Faced with uncertain financing conditions, more real estate borrowers are aiming to push out the maturity of their existing loans by up to two years, according to Jackie Bowie, head of Europe for risk management firm Chatham Financial.
Rising interest rates and tightening credit conditions have prompted borrowers to address their upcoming loan maturities. Bowie, who leads a team that acts for clients in areas including loan hedging, sees sponsors negotiating with their current lenders.
“We are seeing borrowers try to extend their existing facilities. People are actively negotiating a one/two years extension to debt terms, so although they would pay an arrangement fee for this, it is not a full refinancing,” she said.
Bowie has seen a mix of outcomes in how borrowers and lenders negotiate extensions, with margins increasing in some facilities by 25 basis points to 100bps. However, the terms on which extensions are granted depend heavily on the starting point for margins and loan covenants, she added. Chatham has seen in cases complete waivers of servicing covenants for a period, and situations in which there is no change in covenants aside from a reset of forward-looking measures.

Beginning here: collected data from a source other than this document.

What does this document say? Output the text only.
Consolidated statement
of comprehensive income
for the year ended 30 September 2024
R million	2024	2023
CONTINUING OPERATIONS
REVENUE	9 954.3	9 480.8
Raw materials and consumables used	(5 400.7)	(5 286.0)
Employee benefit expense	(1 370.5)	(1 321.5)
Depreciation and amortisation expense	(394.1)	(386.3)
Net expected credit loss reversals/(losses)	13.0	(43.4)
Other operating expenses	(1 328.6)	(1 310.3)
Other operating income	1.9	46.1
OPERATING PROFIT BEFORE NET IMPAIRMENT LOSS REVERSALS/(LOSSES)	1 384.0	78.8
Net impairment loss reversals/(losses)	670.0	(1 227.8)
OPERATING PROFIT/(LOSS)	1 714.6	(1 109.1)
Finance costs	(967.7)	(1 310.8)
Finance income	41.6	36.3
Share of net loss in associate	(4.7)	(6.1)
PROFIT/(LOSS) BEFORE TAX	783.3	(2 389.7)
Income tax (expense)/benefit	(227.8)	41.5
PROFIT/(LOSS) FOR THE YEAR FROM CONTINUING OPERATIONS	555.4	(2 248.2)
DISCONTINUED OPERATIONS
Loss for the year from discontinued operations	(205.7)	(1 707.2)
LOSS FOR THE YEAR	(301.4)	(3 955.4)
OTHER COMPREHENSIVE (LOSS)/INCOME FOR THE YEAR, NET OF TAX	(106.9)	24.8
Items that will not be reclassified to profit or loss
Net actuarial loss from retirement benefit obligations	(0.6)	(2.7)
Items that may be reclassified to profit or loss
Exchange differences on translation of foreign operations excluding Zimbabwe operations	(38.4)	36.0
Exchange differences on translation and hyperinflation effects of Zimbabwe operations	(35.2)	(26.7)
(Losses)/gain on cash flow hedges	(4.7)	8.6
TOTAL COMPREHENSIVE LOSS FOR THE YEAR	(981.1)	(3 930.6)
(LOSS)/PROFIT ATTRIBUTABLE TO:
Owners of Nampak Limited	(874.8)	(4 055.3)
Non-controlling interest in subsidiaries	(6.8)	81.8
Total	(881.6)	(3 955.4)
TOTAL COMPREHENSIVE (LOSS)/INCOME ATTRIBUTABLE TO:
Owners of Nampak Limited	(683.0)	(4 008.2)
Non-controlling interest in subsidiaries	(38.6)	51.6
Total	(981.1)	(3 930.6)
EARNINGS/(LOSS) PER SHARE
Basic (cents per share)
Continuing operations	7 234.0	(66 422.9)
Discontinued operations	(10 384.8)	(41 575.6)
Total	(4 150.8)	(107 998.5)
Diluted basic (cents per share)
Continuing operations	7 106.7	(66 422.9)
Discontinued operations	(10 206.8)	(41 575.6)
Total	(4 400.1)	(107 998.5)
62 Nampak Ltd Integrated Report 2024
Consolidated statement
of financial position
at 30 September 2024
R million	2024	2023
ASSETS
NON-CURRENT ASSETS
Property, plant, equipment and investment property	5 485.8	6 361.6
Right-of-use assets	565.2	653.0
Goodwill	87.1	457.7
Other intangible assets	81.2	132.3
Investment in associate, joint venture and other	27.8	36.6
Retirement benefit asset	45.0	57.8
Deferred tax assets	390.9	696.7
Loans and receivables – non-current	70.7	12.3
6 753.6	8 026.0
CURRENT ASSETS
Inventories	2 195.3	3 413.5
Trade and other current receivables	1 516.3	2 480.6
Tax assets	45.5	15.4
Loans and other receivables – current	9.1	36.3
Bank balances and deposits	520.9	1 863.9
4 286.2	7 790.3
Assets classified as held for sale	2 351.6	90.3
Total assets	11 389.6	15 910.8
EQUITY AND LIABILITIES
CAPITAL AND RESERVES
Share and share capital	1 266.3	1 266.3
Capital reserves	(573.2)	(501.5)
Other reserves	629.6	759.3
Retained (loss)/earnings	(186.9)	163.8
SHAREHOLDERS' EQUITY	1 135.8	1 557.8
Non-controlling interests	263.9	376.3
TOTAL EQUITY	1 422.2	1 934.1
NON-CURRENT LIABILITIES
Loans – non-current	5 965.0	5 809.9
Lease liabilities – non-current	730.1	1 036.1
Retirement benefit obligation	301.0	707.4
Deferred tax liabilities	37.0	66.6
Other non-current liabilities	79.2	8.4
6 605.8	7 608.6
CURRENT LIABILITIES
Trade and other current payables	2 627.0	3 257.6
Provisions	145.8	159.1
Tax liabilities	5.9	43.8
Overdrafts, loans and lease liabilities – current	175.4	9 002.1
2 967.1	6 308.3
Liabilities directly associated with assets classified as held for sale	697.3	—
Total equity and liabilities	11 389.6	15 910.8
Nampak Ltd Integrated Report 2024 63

As a result of the increase in loan extensions, Chatham is advising on a lot of hedging extensions. “[Clients] might have had three-or-four-year hedging, be two years in, and are adding a year at the other side, so constantly looking out three years. We call it top-up hedging or short dated extensions.”

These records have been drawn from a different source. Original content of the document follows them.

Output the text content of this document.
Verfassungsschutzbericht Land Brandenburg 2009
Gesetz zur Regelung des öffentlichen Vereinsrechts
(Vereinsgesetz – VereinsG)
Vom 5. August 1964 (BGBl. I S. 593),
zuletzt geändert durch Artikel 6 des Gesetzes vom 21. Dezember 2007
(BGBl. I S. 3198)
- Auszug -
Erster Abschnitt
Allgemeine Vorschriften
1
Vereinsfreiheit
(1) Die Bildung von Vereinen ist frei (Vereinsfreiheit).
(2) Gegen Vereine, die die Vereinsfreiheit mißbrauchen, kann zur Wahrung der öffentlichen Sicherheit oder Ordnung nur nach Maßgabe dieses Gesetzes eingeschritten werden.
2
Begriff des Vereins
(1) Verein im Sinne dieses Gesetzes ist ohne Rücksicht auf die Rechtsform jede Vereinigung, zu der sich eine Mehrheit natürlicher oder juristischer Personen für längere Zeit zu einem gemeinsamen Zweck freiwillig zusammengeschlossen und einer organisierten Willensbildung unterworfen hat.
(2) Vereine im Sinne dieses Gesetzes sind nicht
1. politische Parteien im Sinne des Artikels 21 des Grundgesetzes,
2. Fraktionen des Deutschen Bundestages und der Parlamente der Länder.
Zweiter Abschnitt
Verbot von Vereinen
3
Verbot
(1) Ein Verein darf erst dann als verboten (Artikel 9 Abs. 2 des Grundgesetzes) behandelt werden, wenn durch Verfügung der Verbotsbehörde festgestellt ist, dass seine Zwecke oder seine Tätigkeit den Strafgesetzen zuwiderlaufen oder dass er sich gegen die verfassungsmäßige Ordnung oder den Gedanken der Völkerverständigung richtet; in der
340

Bowie said Chatham is also talking to lenders about permitting borrowers to hedge beyond the end of their loan terms. “The borrower can protect refinancing risk because when the loan matures in two years, all it is negotiating at that point is the margin as the underlying rate is already fixed.”
After the global financial crisis, banks reined in borrowers’ ability to hedge beyond their loan terms, Bowie explained. “Huge amounts of debt that had matured had long tails of hedging, and because interest rates had fallen, that hedging was out of the money and was a huge liability to cancel.”

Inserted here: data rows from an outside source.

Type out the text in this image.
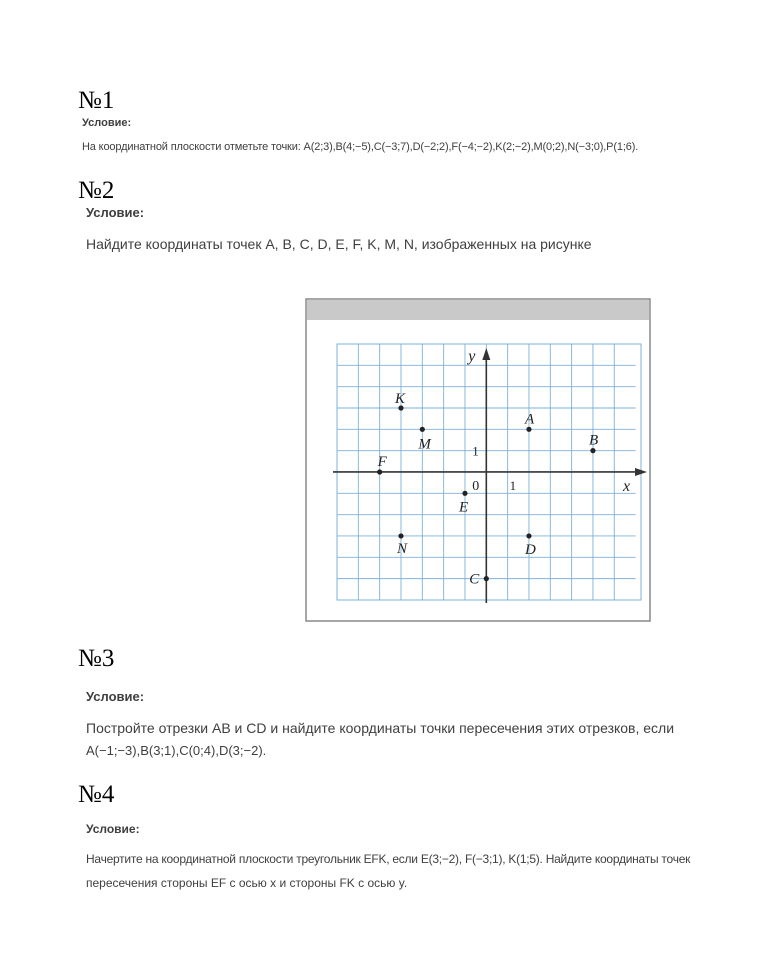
№1
Условие:
На координатной плоскости отметьте точки: A(2;3),B(4;−5),C(−3;7),D(−2;2),F(−4;−2),K(2;−2),M(0;2),N(−3;0),P(1;6).
№2
Условие:
Найдите координаты точек A, B, C, D, E, F, K, M, N, изображенных на рисунке
x
y
0 1
1
A
B
C
D
E
F
K
M
N
№3
Условие:
Постройте отрезки AB и CD и найдите координаты точки пересечения этих отрезков, если
A(−1;−3),B(3;1),C(0;4),D(3;−2).
№4
Условие:
Начертите на координатной плоскости треугольник EFK, если E(3;−2), F(−3;1), K(1;5). Найдите координаты точек
пересечения стороны EF с осью x и стороны FK с осью y.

However, banks are now open to discussing longer-dated hedges, which Bowie says can help reduce risk for sponsors. “There’s certain language needed in the documentation to say if this loan is not refinanced at maturity, then the hedging needs to be broken. But it gives me comfort borrowers are looking to protect the refinancing risk a little.”
Active decision
Speaking to affiliate publication Real Estate Capital Europe in September 2022, Bowie said the sharp rise in rates, and therefore hedging costs, had taken many real estate clients by surprise. She says hedging options remain a key consideration for borrowers. “Cap rate premia have come down in line with swap rates, but the absolute premium costs are still high. Much more attention is being paid by borrowers as to whether to buy a cap or fix and not put cash out on day one. It’s a much more active decision then it was before.”
Bowie sees signs of real estate debt pricing settling, partly due to debt funds competing for transactions. “We’ve come off the highs of the third quarter last year but there is an expectation still rates will go up. Both the euro and sterling swap curves are inverted, so the three-year swap rate in euros today are 3.05 percent and five-year is 2.83 percent, so if you hedge for longer, the rate is lower.”
She warns against sponsors putting off hedging on the expectation of falling rates. “We warn them the market is already pricing this in. If you’re going to hang off fixing your rate, it must be because you expect rates will fall even more than the market is already pricing in.
“If you can hedge sterling interest rates for sub-5 percent today, and you can get a margin at 2-2.5 percent, depending on your asset, an all-in cost of funds of 7.5 percent is kind of normal, if you look back over the longer term.”
Non-bank growth
Chatham sees an increase in activity from alternative lenders as they target market share at a time when banks are pulling back, Bowie added. “We see it because we have a substantial FX [foreign exchange] hedging advisory business, and those funds tend to hedge their FX exposure at the fund level. They might be euro denominated but they extend loans in sterling, Swedish krona, etc. Their return targets have increased because they are able to earn much more from lending than they would have done two years ago.”
While financing market conditions remain uncertain, Bowie says the impact of US regional bank failures, beginning with Silicon Valley Bank in March, is not having a clear impact on real estate debt pricing in Europe.
“It’s hard to separate the impact [of US bank failures] on credit pricing from the general malaise in the market. What did happen was that, when SVB failed, there was a big increase in credit being drawn, across markets including corporate lending. As soon as the banking issues started, borrowers drew down any debt which was available to them.”
She added: “Pricing in the real estate debt market is much more driven by conditions in asset classes themselves. For instance, sentiment towards offices is very negative, more so in the US than Europe.”